Julian is not the only one madly in love with an illusion. Tere herself is in a one-way relationship with his ex (Kean Cipriano) who she thinks will one day get back with her, but the guy clearly uses him for sexual and material benefits. And when she knocks her head on the wall, guess who's there to console her?

Then there's Tere's bestfriend Mallows (Cai Cortez), who gives unsolicited advice to Tere even though her own love life is in shambles. Men run away faster than horses at the track upon knowledge that she already has a daughter out of wedlock.

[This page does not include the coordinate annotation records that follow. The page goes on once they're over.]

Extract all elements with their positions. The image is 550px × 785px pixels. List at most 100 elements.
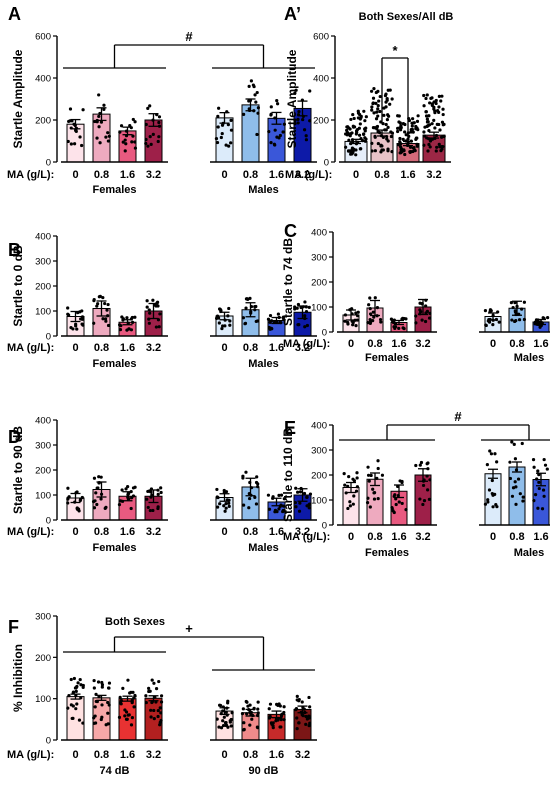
- panel-letter: A: [8, 4, 21, 24]
- y-tick-label: 400: [35, 74, 51, 85]
- data-point: [246, 297, 250, 302]
- data-point: [256, 485, 260, 489]
- y-tick-label: 0: [322, 521, 327, 532]
- data-point: [516, 477, 521, 481]
- data-point: [532, 465, 536, 469]
- data-point: [300, 700, 304, 704]
- data-point: [255, 713, 260, 718]
- data-point: [487, 488, 492, 492]
- data-point: [404, 133, 408, 137]
- data-point: [157, 325, 161, 329]
- data-point: [396, 129, 400, 134]
- data-point: [438, 128, 442, 132]
- data-point: [227, 306, 231, 311]
- data-point: [129, 506, 133, 511]
- data-point: [415, 119, 420, 123]
- y-tick-label: 300: [35, 441, 51, 452]
- y-tick-label: 600: [313, 32, 329, 43]
- data-point: [368, 320, 373, 324]
- data-point: [352, 116, 356, 121]
- data-point: [221, 723, 226, 728]
- data-point: [126, 678, 130, 682]
- data-point: [297, 322, 301, 327]
- category-label: 1.6: [120, 169, 135, 181]
- panel-f: F Both Sexes 0 100 200 300 % Inhibition MA (g/L…: [7, 612, 317, 777]
- data-point: [253, 305, 257, 309]
- data-point: [415, 136, 419, 140]
- data-point: [106, 700, 110, 705]
- data-point: [295, 698, 299, 702]
- data-point: [344, 145, 348, 149]
- data-point: [535, 477, 539, 481]
- category-label: 3.2: [146, 342, 161, 354]
- category-label: 3.2: [295, 749, 310, 761]
- data-point: [348, 134, 352, 138]
- data-point: [66, 706, 70, 710]
- data-point: [256, 700, 260, 704]
- data-point: [148, 689, 152, 693]
- data-point: [426, 123, 430, 128]
- category-label: 1.6: [533, 531, 548, 543]
- data-point: [224, 723, 229, 727]
- data-point: [293, 307, 297, 311]
- data-point: [80, 495, 84, 500]
- data-point: [369, 473, 373, 478]
- y-tick-label: 300: [311, 446, 327, 457]
- y-tick-label: 300: [35, 257, 51, 268]
- data-point: [154, 325, 158, 329]
- data-point: [537, 480, 541, 484]
- data-point: [411, 149, 415, 154]
- data-point: [371, 96, 376, 100]
- data-point: [75, 684, 79, 689]
- data-point: [422, 134, 427, 138]
- data-point: [308, 721, 312, 725]
- data-point: [351, 323, 355, 327]
- data-point: [513, 480, 517, 484]
- data-point: [422, 130, 426, 134]
- data-point: [422, 499, 427, 503]
- data-point: [275, 99, 279, 103]
- data-point: [156, 714, 160, 719]
- data-point: [148, 135, 152, 139]
- data-point: [308, 119, 312, 123]
- data-point: [537, 486, 541, 491]
- data-point: [376, 459, 380, 463]
- data-point: [216, 125, 220, 129]
- data-point: [308, 492, 313, 496]
- data-point: [429, 96, 433, 101]
- category-label: 0.8: [243, 169, 258, 181]
- data-point: [437, 142, 441, 146]
- data-point: [494, 503, 498, 507]
- data-point: [344, 132, 348, 136]
- data-point: [158, 720, 162, 724]
- data-point: [305, 323, 309, 328]
- data-point: [421, 483, 426, 488]
- data-point: [72, 142, 77, 146]
- category-label: 0: [348, 338, 354, 350]
- data-point: [414, 314, 418, 318]
- data-point: [402, 316, 406, 321]
- category-label: 1.6: [533, 338, 548, 350]
- category-label: 3.2: [415, 531, 430, 543]
- category-label: 0: [490, 338, 496, 350]
- data-point: [365, 500, 370, 505]
- data-point: [279, 725, 283, 729]
- data-point: [366, 473, 371, 477]
- sig-symbol: #: [185, 29, 193, 44]
- data-point: [255, 90, 259, 95]
- data-point: [389, 130, 393, 134]
- group-label: Females: [92, 184, 136, 196]
- data-point: [397, 120, 401, 124]
- category-label: 0: [72, 749, 78, 761]
- data-point: [520, 307, 524, 311]
- data-point: [79, 683, 83, 687]
- data-point: [124, 710, 129, 714]
- data-point: [78, 135, 82, 139]
- data-point: [267, 707, 271, 711]
- data-point: [156, 304, 160, 308]
- data-point: [379, 320, 383, 324]
- data-point: [106, 131, 110, 135]
- data-point: [435, 122, 439, 127]
- data-point: [293, 91, 297, 95]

Jadaone's script is interesting more so of the little ironies hidden in the subtext, but most times the irony is cleverly put into the humorous dialogue. 

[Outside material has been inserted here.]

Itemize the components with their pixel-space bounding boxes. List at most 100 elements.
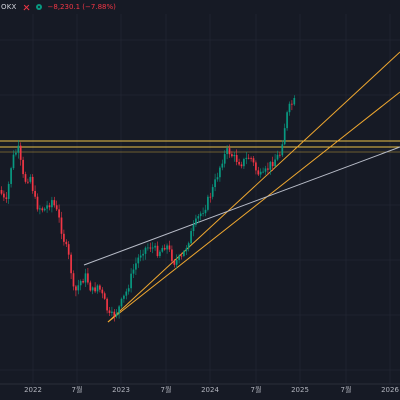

What I like most about ENGLISH ONLY PLEASE is that it gets the culture clash conflict right. There is a lot of hilarious material when you write about two cultures clashing, and ENGLISH ONLY PLEASE gets it about 99% of the time. Jadaone knows the common one-liners and issues people encounter on a daily basis, especially in matters of the heart, and she embeds them in her script that we feel as if Tere Madlangsacay is someone we are intimately familiar with. She feels like our best friend, our sister, and maybe even our co-worker. The lines are snappy and Jennylyn Mercado has the privilege to utter them in street-smart, witty fashion. 

Those who have seen Antoinette Jadaone's previous film THAT THING CALLED TADHANA will easily spot the similarities between that and ENGLISH ONLY PLEASE. The characters are pretty much the same, perhaps reversed, and both couple embark on a life-altering physical journey. One might even say that ENGLISH ONLY PLEASE is a companion piece to TADHANA, a sort of dual he said/she said. But while TADHANA is about moving on, ENGLISH ONLY PLEASE is more about forgiveness. The film proves that the sins of the past easily affect our future, our understanding of certain ideologies such as love, commitment, and family, yet sometimes, there comes a person who will show us that our beliefs and prejudices have been terribly, terribly wrong. And in that moment, you will run out of excuses. Excuses like "Traffic sa Edsa" (It's traffic in EDSA).